Maria disappeared into the adjoining room and fussed over filling the long-handled kafebriko, or coffee pot, with coffee grains, sugar and water before heating it on the hob making us a warming cup of Greek coffee, metrio, or medium. This was served in small white cups with a glass of water and a piece of baklava each. Maria had not bought one of the delicious nut, cinnamon and honey pastries for herself.
As I thanked her she nodded, smiling all the time, then removed herself to her chair in front of the fire.
Vasilis had arranged for us to meet some friends of his at a local taverna that evening, then to spend the night at his family home before the election the following day, after which we would return to the city. One thing was playing on my mind. There were only two beds in the house. He assured me this would not be a problem.

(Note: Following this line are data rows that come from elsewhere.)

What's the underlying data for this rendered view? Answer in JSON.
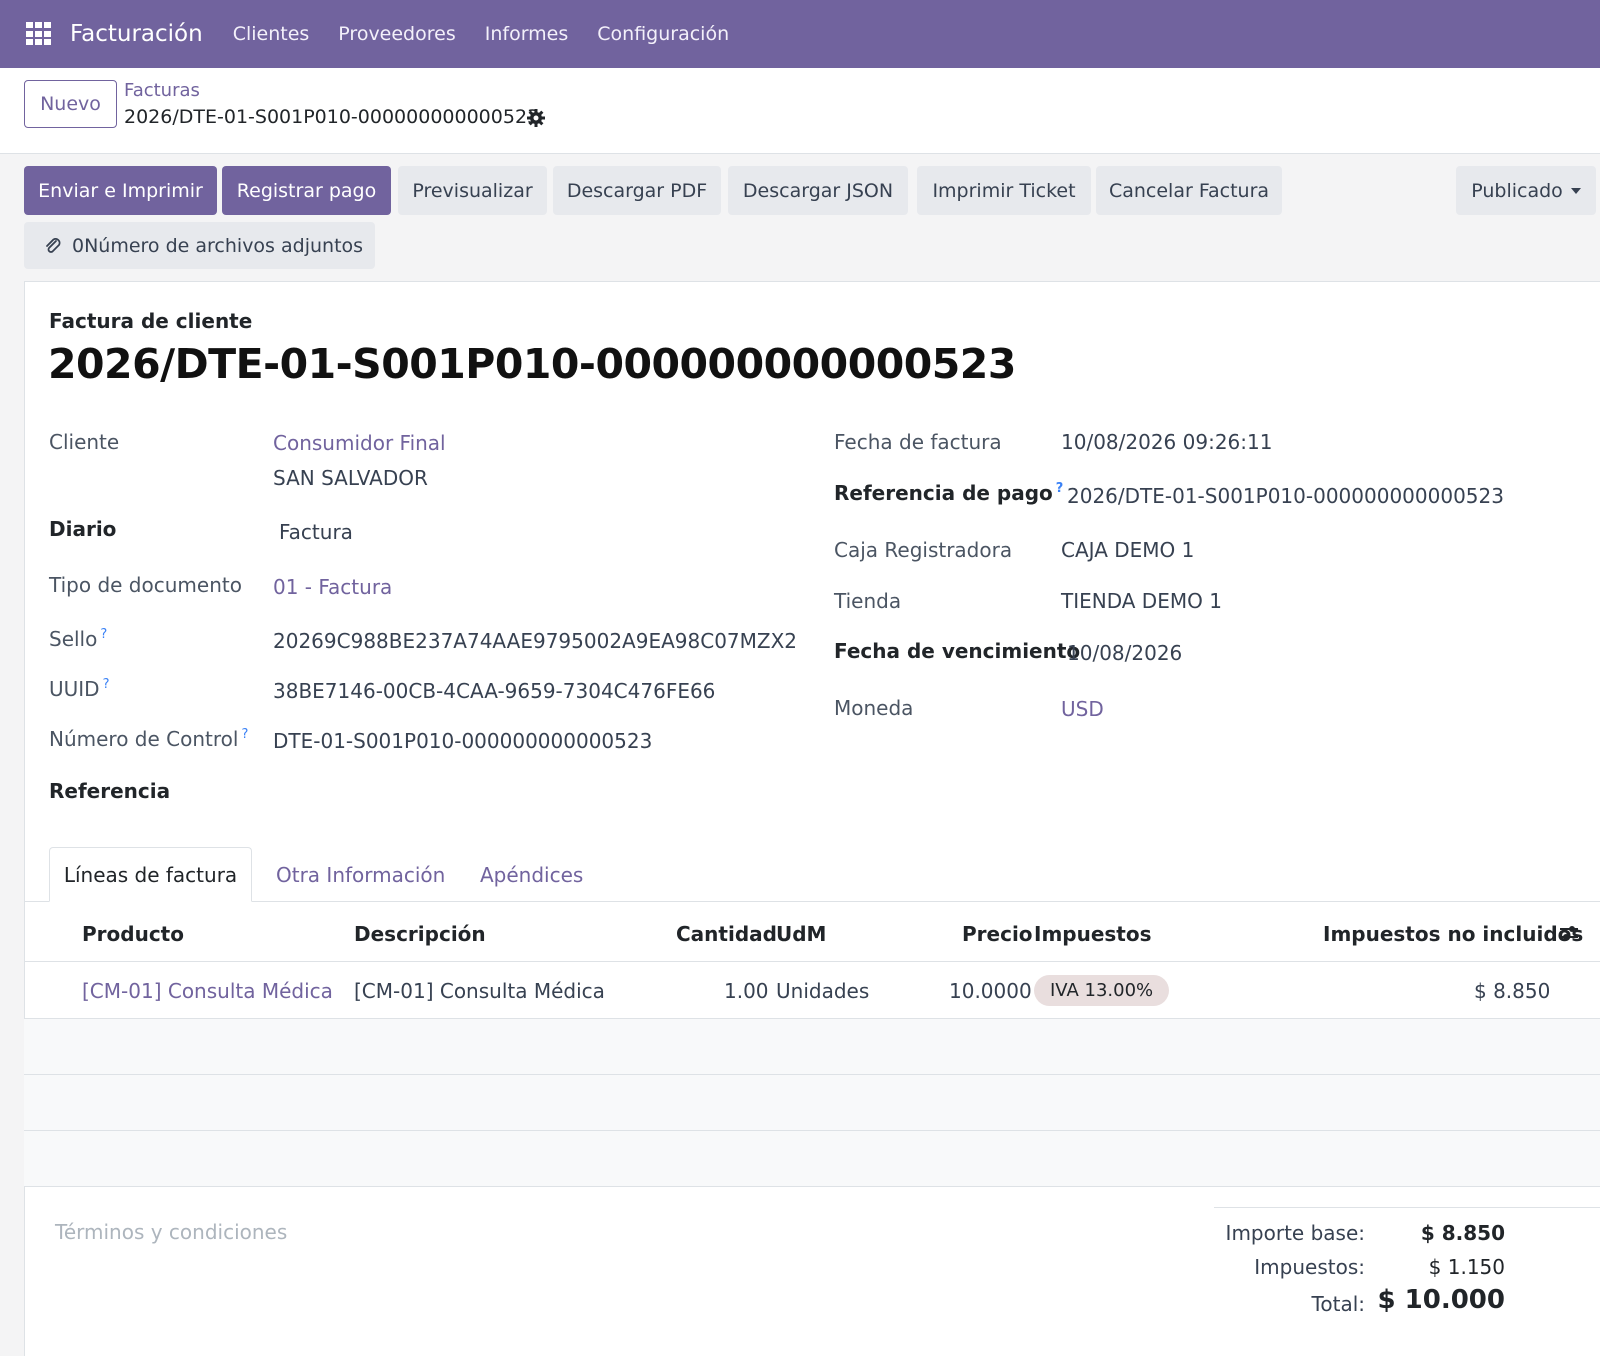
{
  "navbar": {
    "app_name": "Facturación",
    "menu": [
      "Clientes",
      "Proveedores",
      "Informes",
      "Configuración"
    ]
  },
  "control_panel": {
    "new_button": "Nuevo",
    "breadcrumb_parent": "Facturas",
    "breadcrumb_current": "2026/DTE-01-S001P010-000000000000523"
  },
  "actions": {
    "send_print": "Enviar e Imprimir",
    "register_payment": "Registrar pago",
    "preview": "Previsualizar",
    "download_pdf": "Descargar PDF",
    "download_json": "Descargar JSON",
    "print_ticket": "Imprimir Ticket",
    "cancel_invoice": "Cancelar Factura",
    "status": "Publicado",
    "attachments": "0Número de archivos adjuntos"
  },
  "document": {
    "type": "Factura de cliente",
    "name": "2026/DTE-01-S001P010-000000000000523"
  },
  "fields_left": {
    "cliente_label": "Cliente",
    "cliente_value": "Consumidor Final",
    "cliente_address": "SAN SALVADOR",
    "diario_label": "Diario",
    "diario_value": "Factura",
    "tipo_label": "Tipo de documento",
    "tipo_value": "01 - Factura",
    "sello_label": "Sello",
    "sello_value": "20269C988BE237A74AAE9795002A9EA98C07MZX2",
    "uuid_label": "UUID",
    "uuid_value": "38BE7146-00CB-4CAA-9659-7304C476FE66",
    "control_label": "Número de Control",
    "control_value": "DTE-01-S001P010-000000000000523",
    "referencia_label": "Referencia"
  },
  "fields_right": {
    "fecha_label": "Fecha de factura",
    "fecha_value": "10/08/2026 09:26:11",
    "ref_pago_label": "Referencia de pago",
    "ref_pago_value": "2026/DTE-01-S001P010-000000000000523",
    "caja_label": "Caja Registradora",
    "caja_value": "CAJA DEMO 1",
    "tienda_label": "Tienda",
    "tienda_value": "TIENDA DEMO 1",
    "vencimiento_label": "Fecha de vencimiento",
    "vencimiento_value": "10/08/2026",
    "moneda_label": "Moneda",
    "moneda_value": "USD"
  },
  "tabs": [
    "Líneas de factura",
    "Otra Información",
    "Apéndices"
  ],
  "table": {
    "headers": {
      "producto": "Producto",
      "descripcion": "Descripción",
      "cantidad": "Cantidad",
      "udm": "UdM",
      "precio": "Precio",
      "impuestos": "Impuestos",
      "subtotal": "Impuestos no incluidos"
    },
    "rows": [
      {
        "producto": "[CM-01] Consulta Médica",
        "descripcion": "[CM-01] Consulta Médica",
        "cantidad": "1.00",
        "udm": "Unidades",
        "precio": "10.0000",
        "impuestos": "IVA 13.00%",
        "subtotal": "$ 8.850"
      }
    ]
  },
  "footer": {
    "terms_placeholder": "Términos y condiciones",
    "base_label": "Importe base:",
    "base_value": "$ 8.850",
    "tax_label": "Impuestos:",
    "tax_value": "$ 1.150",
    "total_label": "Total:",
    "total_value": "$ 10.000"
  },
  "help_marker": "?",
  "colors": {
    "brand": "#71639e",
    "secondary_button": "#e7e9ed",
    "tax_badge": "#e9dede"
  }
}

Returning after our meal, I noticed a foldaway camp bed had been made up in the room. When it was time for bed I made to get into the put you up but I was told in no uncertain terms that I was to sleep in the bed made up with extra blankets and that Vasilis would have the other bed. Maria was adamant that that was the way it was to be.
Throughout the night I was grateful for the extra bedding as the wind rattled through the poorly fitted window frames and under the door, reaching even through the layers of blankets. I thought about how tough life was for the majority of everyday Greek people without the home comforts we take so for-granted. Vasilis worked waiting tables to support his mother and try to secure some money to make the foundation for a better life. He still farmed his family’s few olive trees in the autumn and hoped to buy some more. But his real dream was to open a jewellery shop to serve the burgeoning tourist industry.
Whenever I hear myself harking back to the halcyon days of a Greece before tourism had taken such a hold I think of that night and the hospitality and welcome I was shown by people who had so little, but were willing to share what they had.